Salinas is a small town in Ecuador that is the center of an area that "comprises 32 communities ranging from 600 to 4500 meters above sea level" and 6,000 people.  It is a living experiment in building what we call a solidarity economy network.

The people who have developed it since the mid-70s (that is, long before our terminology) refer to it as ?the organization,' which is a "quick name for several associations, foundations, consortia and cooperatives, ranging from cheese producers to textile, ceramic and chocolate making, herbal medicine and trash collection, a radio station, a hotel, a hostel, and a "office of community tourism". To have a general idea of the scale of this, watch the video (in Spanish) at www.youtube.com/watch?v=iUH5HWVH7gQ."
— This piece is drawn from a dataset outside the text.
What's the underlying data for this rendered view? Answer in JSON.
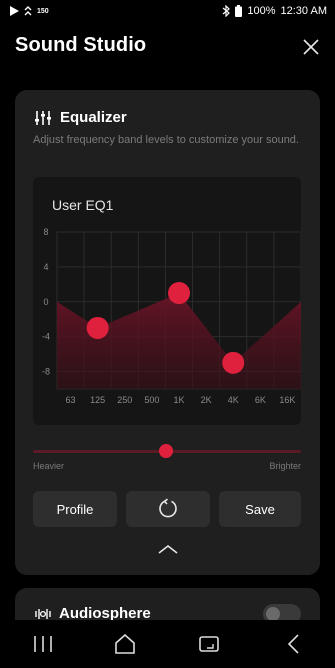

The blog entry is a preliminary field report that highlights the significance of this experiment to all the various movements and discourses committed to building "another world":

The Salinas reality is one that deserves more attention and study, because it helps us to pose the big questions we need to pose if we are preoccupied with processes of radical social transformation. Questions such as: how can local commoners be actors of their own social renewal? How and to what extent can they access the social wealth they need for the pursuit of the good living through their commoning as opposed to their work disciplined by the market? How can they access circuits of wealth generation outside their local circuits? What forms of distribution and exchange can they invent with other commons? To what extent the existing market circuits can be safely used as a way to access wealth? How to set up limits?

To read the whole entry > http://www.commoner.org.uk/blog/?p=239

 

*The Commoner is a journal that is the work of a very committed group that seems quite aware of the deep linkage between theory and practice.  The work out of a commons/enclosure discourse.  Here's how they describe their journal:

In the beginning there is the doing, the social flow of human interaction and creativity, and the doing is imprisoned by the deed, and the deed wants to dominate the doing and life, and the doing is turned into work, and people into things. Thus the world is crazy, and revolts are also practices of hope. This journal is about living in a world in which the doing is separated from the deed, in which this separation is extended in an increasing numbers of spheres of life, in which the revolt about this separation is ubiquitous.